FAA Keeps Flight-Sharing from Taking Off
In a brand-new op-ed for the Washington Post, U.S. Senator Mike Lee and Goldwater Institute Director of National Litigation Jon Riches write that in the United States, Americans are being denied an air travel option that is common in Europe: flight-sharing. “Flight-sharing—when private, licensed pilots communicate with passengers to share flight expenses—has the potential to transform air travel in the United States by providing more travel options at lower prices to airports throughout the country,” they explain.
But the Federal Aviation Administration is standing in the way. Passed last October, the FAA Reauthorization Act required the FAA to issue public guidance on the rules surrounding flight-sharing. But six months after that guidance should have been issued, there is still no sign of it. “Congress has directed the FAA to act. And the agency has ignored Congress,” Sen. Lee and Riches write. “It is time for the FAA to do a job it should have done years ago so that the traveling public can enjoy the most efficient and cost-effective travel options available, including Internet-based flight-sharing.”
Hawai‘i Home-Sharing Crackdown Could Devastate Oahu Economy
The Big Island of Hawai‘i banned short-term rentals outside of designated “resort zones” earlier this year. Now, the neighboring island of Oahu is unfortunately following in the Big Island’s footsteps.

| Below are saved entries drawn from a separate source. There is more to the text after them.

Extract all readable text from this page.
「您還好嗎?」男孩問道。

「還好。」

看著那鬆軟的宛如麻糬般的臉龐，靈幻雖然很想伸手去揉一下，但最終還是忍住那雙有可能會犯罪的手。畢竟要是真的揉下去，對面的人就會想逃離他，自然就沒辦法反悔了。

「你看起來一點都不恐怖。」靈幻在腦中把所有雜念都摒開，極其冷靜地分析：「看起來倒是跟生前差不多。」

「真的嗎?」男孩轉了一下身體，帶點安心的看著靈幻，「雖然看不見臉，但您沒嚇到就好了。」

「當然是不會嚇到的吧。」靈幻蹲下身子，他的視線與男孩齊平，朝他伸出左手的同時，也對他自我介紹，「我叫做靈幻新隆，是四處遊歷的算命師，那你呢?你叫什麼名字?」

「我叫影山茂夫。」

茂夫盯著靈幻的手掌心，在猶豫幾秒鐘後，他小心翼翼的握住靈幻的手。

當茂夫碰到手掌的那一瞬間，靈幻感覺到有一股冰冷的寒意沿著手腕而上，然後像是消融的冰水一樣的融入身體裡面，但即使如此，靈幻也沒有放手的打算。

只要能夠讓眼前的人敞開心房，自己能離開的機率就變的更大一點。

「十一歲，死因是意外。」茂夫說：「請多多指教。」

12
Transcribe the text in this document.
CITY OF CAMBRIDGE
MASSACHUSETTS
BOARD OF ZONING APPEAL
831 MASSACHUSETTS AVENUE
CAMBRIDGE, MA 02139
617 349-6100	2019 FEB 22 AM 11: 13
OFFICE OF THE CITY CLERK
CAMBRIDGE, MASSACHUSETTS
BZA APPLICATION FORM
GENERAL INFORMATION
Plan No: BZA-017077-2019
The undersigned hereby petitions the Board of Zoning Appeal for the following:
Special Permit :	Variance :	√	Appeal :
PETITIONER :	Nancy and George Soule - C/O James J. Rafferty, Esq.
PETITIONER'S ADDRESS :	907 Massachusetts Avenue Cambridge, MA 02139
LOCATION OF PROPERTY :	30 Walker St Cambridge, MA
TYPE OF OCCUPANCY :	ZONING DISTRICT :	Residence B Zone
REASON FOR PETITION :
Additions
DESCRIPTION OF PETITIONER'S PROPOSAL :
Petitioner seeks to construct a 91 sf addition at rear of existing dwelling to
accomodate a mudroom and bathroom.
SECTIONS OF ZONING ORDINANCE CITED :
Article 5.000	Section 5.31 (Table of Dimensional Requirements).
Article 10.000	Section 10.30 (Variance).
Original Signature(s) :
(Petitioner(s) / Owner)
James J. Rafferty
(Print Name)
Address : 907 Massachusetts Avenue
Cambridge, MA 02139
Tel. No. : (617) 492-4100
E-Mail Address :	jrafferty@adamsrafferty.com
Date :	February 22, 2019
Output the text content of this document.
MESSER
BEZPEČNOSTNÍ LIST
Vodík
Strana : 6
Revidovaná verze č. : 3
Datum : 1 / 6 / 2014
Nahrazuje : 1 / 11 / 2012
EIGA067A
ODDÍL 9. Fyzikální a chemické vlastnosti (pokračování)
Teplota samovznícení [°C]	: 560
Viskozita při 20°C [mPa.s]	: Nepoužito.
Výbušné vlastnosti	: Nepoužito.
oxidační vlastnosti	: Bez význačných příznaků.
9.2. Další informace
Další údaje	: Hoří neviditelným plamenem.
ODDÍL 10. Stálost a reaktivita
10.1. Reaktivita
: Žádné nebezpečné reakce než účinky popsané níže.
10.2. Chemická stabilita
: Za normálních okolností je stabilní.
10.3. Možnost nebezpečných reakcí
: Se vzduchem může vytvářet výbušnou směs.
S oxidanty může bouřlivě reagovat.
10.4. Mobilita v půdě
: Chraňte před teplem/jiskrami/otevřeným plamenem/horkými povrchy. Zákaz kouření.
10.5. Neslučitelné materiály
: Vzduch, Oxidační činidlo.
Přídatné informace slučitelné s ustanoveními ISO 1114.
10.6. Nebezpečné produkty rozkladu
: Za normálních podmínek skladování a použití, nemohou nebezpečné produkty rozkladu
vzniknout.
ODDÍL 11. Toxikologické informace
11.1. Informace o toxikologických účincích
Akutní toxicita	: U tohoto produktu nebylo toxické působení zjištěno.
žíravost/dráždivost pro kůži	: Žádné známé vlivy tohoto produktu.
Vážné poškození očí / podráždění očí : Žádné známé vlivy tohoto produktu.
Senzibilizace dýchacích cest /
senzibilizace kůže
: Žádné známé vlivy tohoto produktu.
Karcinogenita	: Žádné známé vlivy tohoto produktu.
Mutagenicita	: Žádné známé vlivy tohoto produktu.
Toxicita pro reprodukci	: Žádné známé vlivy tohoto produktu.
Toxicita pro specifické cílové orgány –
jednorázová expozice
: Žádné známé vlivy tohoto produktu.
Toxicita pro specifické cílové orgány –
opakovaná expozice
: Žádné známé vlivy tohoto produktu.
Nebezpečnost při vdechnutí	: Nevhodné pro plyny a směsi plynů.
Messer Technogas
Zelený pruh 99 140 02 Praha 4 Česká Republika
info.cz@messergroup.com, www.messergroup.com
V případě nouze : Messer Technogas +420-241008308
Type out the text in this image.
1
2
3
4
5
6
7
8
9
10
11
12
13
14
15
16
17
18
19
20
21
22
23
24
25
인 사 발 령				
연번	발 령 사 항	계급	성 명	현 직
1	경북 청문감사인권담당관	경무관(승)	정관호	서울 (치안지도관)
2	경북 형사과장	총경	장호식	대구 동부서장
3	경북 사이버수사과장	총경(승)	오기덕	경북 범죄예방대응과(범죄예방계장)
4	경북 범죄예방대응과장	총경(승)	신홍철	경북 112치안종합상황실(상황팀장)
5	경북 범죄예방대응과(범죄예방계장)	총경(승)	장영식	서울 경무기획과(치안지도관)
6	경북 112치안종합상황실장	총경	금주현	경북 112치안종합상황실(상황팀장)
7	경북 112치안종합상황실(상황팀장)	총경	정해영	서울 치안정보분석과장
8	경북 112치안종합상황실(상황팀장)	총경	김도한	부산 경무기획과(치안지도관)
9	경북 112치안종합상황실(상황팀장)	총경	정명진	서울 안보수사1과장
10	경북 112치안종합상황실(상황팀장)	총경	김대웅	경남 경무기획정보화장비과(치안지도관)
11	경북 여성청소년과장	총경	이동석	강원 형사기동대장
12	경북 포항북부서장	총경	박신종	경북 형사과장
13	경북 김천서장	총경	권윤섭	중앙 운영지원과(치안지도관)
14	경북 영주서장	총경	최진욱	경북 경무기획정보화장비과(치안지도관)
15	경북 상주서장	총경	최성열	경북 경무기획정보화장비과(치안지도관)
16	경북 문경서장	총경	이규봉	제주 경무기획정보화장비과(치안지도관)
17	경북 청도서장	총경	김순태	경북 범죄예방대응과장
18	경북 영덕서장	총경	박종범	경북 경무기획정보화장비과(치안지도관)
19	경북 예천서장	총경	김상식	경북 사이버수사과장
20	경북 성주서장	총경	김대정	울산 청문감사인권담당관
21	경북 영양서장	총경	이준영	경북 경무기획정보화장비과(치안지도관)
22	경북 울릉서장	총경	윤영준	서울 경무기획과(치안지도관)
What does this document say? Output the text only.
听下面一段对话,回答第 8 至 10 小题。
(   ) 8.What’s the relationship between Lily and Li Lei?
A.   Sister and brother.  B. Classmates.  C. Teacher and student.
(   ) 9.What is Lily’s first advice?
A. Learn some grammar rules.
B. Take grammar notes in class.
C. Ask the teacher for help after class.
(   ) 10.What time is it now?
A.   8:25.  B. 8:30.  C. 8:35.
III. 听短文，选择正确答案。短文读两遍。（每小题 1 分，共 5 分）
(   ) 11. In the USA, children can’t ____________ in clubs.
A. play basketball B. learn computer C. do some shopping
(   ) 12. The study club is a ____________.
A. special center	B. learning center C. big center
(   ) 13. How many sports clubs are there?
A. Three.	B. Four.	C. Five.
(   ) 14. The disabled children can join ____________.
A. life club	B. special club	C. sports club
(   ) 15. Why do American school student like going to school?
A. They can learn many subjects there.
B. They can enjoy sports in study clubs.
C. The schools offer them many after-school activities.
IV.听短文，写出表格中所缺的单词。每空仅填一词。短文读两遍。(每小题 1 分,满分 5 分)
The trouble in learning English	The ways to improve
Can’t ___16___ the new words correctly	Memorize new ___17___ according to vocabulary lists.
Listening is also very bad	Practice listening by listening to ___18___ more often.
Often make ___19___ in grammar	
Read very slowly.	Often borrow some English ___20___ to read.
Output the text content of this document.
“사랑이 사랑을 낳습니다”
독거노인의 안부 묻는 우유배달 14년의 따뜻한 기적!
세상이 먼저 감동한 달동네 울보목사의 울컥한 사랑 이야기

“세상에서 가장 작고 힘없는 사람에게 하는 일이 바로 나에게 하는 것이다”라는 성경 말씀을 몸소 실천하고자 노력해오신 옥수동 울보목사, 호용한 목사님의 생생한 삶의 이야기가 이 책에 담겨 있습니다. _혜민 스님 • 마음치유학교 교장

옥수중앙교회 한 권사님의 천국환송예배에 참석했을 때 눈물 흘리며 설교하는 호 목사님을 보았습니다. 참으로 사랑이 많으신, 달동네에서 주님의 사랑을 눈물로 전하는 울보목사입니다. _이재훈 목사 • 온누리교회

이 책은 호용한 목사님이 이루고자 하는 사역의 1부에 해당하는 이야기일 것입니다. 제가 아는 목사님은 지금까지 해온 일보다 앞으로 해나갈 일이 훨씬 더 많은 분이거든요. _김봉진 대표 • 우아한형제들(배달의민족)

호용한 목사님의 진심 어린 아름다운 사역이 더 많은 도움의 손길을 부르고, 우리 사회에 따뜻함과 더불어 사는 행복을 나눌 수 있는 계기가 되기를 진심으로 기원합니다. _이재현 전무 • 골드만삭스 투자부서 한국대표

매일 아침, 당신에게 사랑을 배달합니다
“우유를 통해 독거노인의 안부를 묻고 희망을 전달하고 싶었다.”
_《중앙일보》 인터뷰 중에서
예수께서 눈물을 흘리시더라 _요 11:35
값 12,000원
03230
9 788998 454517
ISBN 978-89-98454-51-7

As of August 1, Honolulu home-sharers are no longer able to advertise short-term rentals of fewer than 30 days without incurring significant fines. And starting in October 2020, the city will allow 1,700 short-term rentals in designated areas, but homeowners will have to vie for a spot via a government lottery, and they’ll be required to live on the property in order to rent. Anyone else wishing to rent their home to short-term guests will be out of luck—and the consequences could be devastating to the island’s economy. The Oahu Alternative Lodging Association estimates Bill 89 will cause a loss of between 50,000 and 80,000 visitors per month.
A heavy-handed new law isn’t needed to deal with the nuisances that can arise from home-sharing, Goldwater Institute Executive Vice President Christina Sandefur writes on In Defense of Liberty. “Honolulu officials can protect property rights, embrace economic opportunity, and regulate effectively if they focus on eliminating noise, traffic, and pollution, regardless of whether those problems are caused by an overnight guest or the homeowner himself. But so long as the city enforces unenforceable bans, it can expect economic downturns, frustrated homeowners, and a litany of lawsuits.”